The best practice to secure AEM Publish endpoints via Dispatcher is to:
1. First Deny EVERYTHING
2. Then Allow only what you need to
This is why the first rule in the OOTB AEM Publish Dispatcher is "DENY *" 
In terms of identifying what URL end-points need to be ALLOWED in Dispatcher for POST'ing depends on your application's design. Hopefully custom POST end-points are bound to servlets registered to Servlets by Resource Type and Selector/Extension, and the resource that has the respective sling:resourceType's are permissioned accordingly.
If you actually use SlingPostServlet in your application on AEM Publish, then you would want to ensure that POST requests without any selectors, etc. are ONLY available on the content trees that should be written to using the SlingPostServlet, and those resources are permissions properly so only expected users can write to them.

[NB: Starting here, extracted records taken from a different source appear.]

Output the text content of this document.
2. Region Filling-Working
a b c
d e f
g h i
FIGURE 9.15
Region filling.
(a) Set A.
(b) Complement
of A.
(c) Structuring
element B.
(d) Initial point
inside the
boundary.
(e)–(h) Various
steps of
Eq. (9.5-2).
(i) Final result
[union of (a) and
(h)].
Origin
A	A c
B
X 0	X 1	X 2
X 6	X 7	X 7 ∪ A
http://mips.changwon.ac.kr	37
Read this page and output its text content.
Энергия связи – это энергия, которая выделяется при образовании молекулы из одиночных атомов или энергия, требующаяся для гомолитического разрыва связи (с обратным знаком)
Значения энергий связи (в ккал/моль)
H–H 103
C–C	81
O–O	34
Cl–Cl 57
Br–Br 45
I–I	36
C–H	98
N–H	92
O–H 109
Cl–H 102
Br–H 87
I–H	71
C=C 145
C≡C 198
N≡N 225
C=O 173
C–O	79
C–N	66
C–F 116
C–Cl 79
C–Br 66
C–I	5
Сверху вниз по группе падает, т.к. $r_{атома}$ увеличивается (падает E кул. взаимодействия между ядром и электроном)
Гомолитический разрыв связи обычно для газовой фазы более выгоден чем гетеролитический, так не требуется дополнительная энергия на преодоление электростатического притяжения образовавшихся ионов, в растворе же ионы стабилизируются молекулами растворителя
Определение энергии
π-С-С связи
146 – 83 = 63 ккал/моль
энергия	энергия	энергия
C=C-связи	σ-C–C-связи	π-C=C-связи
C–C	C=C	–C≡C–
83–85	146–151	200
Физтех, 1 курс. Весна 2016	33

Generally speaking, I would be concerned if any user that isn't admin has write access to /content (not sure if your original example was just an example).
If you are referring to a Sling Servlet from AEM, You would probably need to review the business logic. Amend the doPost() method to check for necessary acceptable values. If acceptable values are not matched, you can return your own custom status, for example, 406 NOT ACCEPTABLE.
I am actually assuming that your doPost method returns a "XXX" (whatever your servlet is setting as the response status) status as the response, on every request.